Make the cross personal to you. Understand that it was your sin that hammered the spikes into the hands and feet of Jesus. Recognize that your transgressions drove the spear into His side. Fully admit that it was your lying, cheating, stealing, fornication, abusive actions, pride, rebellion, greed, violence, slander, and so much more that crushed the life out of the Savior. That’s when it becomes personal. When it becomes personal, you will experience an epiphany, a revelatory moment, a soul awakening that will propel you into a dimension you never thought existed. Isn’t it strange? We want healing to be personal. We want deliverance, our daily interaction with Jesus, what’s going on in our marriage, our children, our job, our finances, our church, our ministry, our friendships, our situations in life to be personal.
If He is your Savior, make Him personal.
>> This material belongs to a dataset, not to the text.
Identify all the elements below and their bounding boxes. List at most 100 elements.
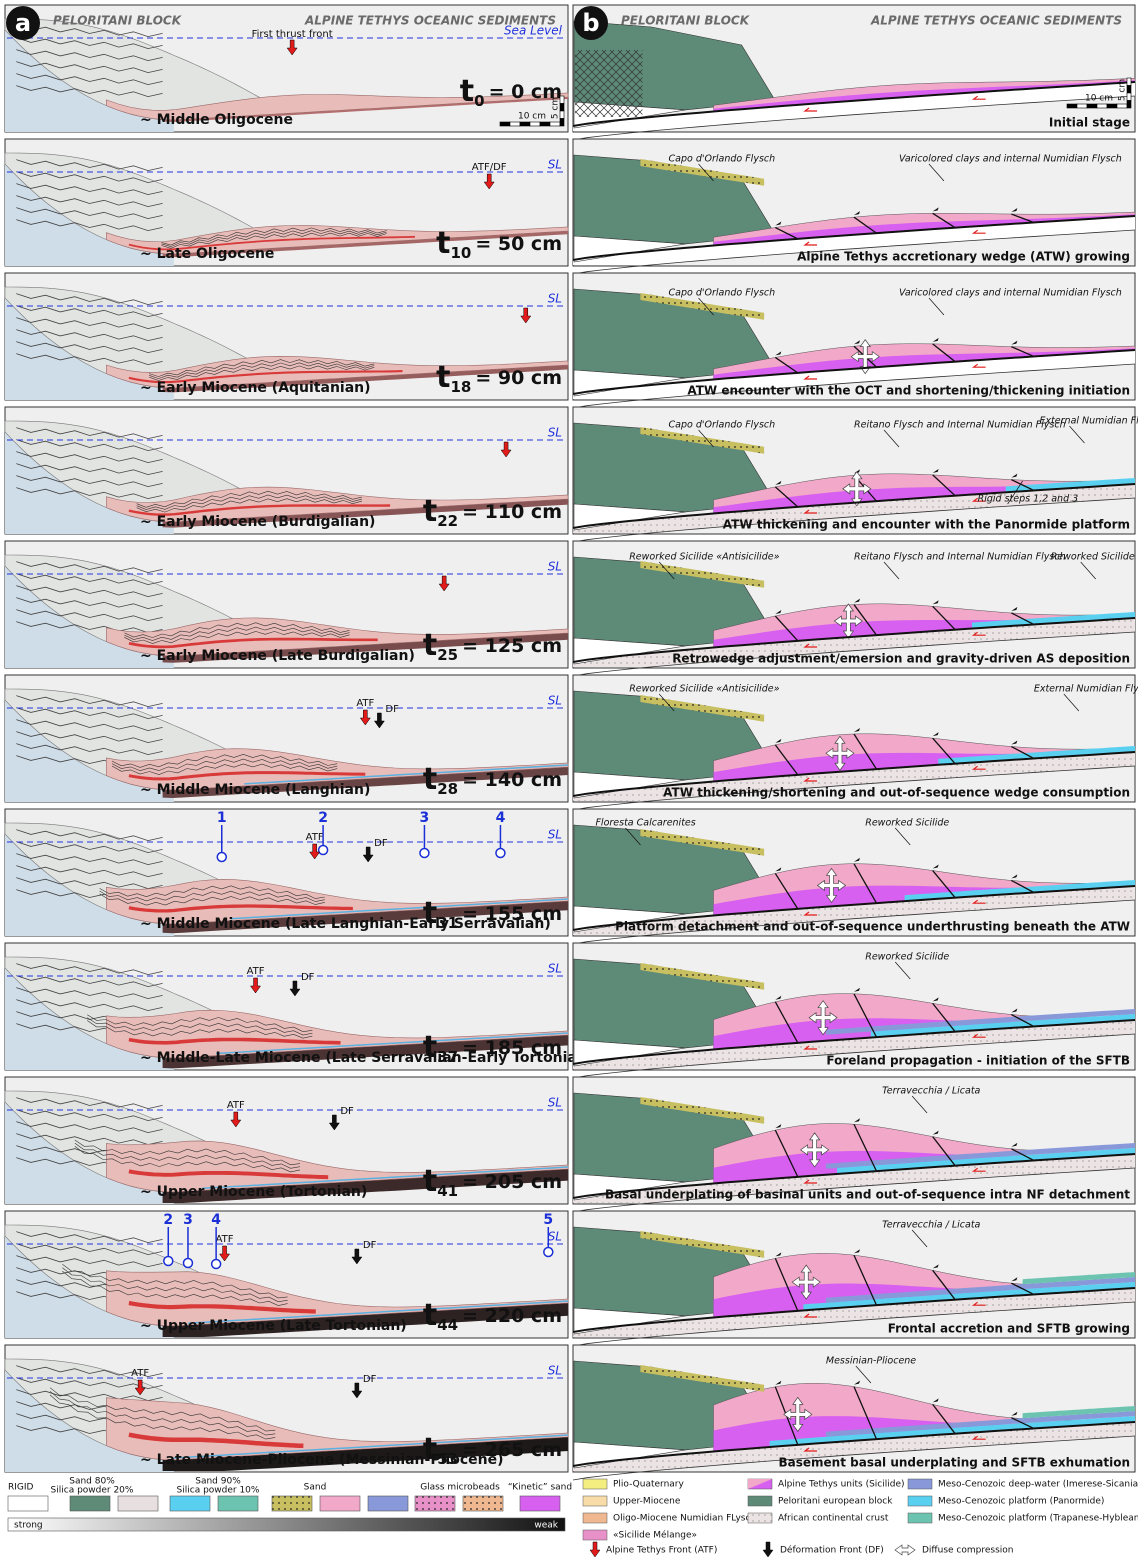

It was your sin, on the cross. Own it. Claim it. Confess it. Spell it out. See His blood covering your sin. Hear your Savior speak your name. See His eyes fully engage your gaze. He’s more than a generic Savior. He’s more than a theologian’s lesson on soteriology. He’s your Savior. “Alas, and did my Savior bleed? And did my Sovereign die? Would He devote that sacred head for such a worm as I? Was it for sins that I had done, He groaned upon the tree? Amazing pity! grace unknown! And love beyond degree!